How do you combine creative writing with your work life?

Well, the answer is I don’t write anymore. And back then I didn’t really work, I worked freelance. Between getting settled down in Germany in 1995 and the birth of my son in 1999 was my most productive period. I finished one book, started its sequel, and was thinking about or actually writing notes for another four or five projects. That is probably also the only thing that I still do – writing notes. But these are just thoughts and ideas. If you really want a finished product, you can’t really do anything else. At least that’s how it works for me. I wrote my doctors dissertation by locking myself into a room, with a small bed and only came out to eat. I was living in my office. And then I spent the next year polishing it up. My main method of working with words is to throw everything onto the page. After that, I can trim it down or rearrange what I wrote. 

Finally, do you have some advice for people who dream of becoming a writer?

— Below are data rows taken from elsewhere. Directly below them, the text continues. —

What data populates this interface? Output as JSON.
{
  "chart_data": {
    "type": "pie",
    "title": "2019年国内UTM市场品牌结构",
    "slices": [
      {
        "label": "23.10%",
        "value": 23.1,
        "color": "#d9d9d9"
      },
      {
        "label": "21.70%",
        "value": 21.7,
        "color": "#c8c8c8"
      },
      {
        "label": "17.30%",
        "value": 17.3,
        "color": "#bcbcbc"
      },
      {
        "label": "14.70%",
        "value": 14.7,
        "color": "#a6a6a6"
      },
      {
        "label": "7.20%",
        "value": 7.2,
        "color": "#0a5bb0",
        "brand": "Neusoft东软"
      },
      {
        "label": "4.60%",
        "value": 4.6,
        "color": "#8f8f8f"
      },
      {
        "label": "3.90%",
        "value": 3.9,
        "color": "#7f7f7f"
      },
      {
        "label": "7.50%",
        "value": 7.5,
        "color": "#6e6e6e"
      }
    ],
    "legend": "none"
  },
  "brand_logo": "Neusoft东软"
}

Throughout his life, Jeff J. Stone, who teaches at the English department at the University of Göttingen, has authored multiple books.
Picture: © Sofia Peslis

I would say you have to have a portfolio and just start putting out your product. You need to try and publish anything you can and build that portfolio of things that you can be proud of. And on top of this, networking is the solution to anything. I am sure that you could by-pass it and pdf your way to success and it could happen for you. But generally, you need to be able to point people to what you are doing, even if it is over a blog or Instagram. So “dreaming” of becoming a writer might be a misguided dream anyway. We live in a culture where we tell everybody you can be whatever you want, but that’s not true and we know it is not. If you are a writer, you simply are one. But you have to find your own way, that’s the biggest part.
My fatherly advice would be: No one can take something away from you if you get your own pleasure out of doing it.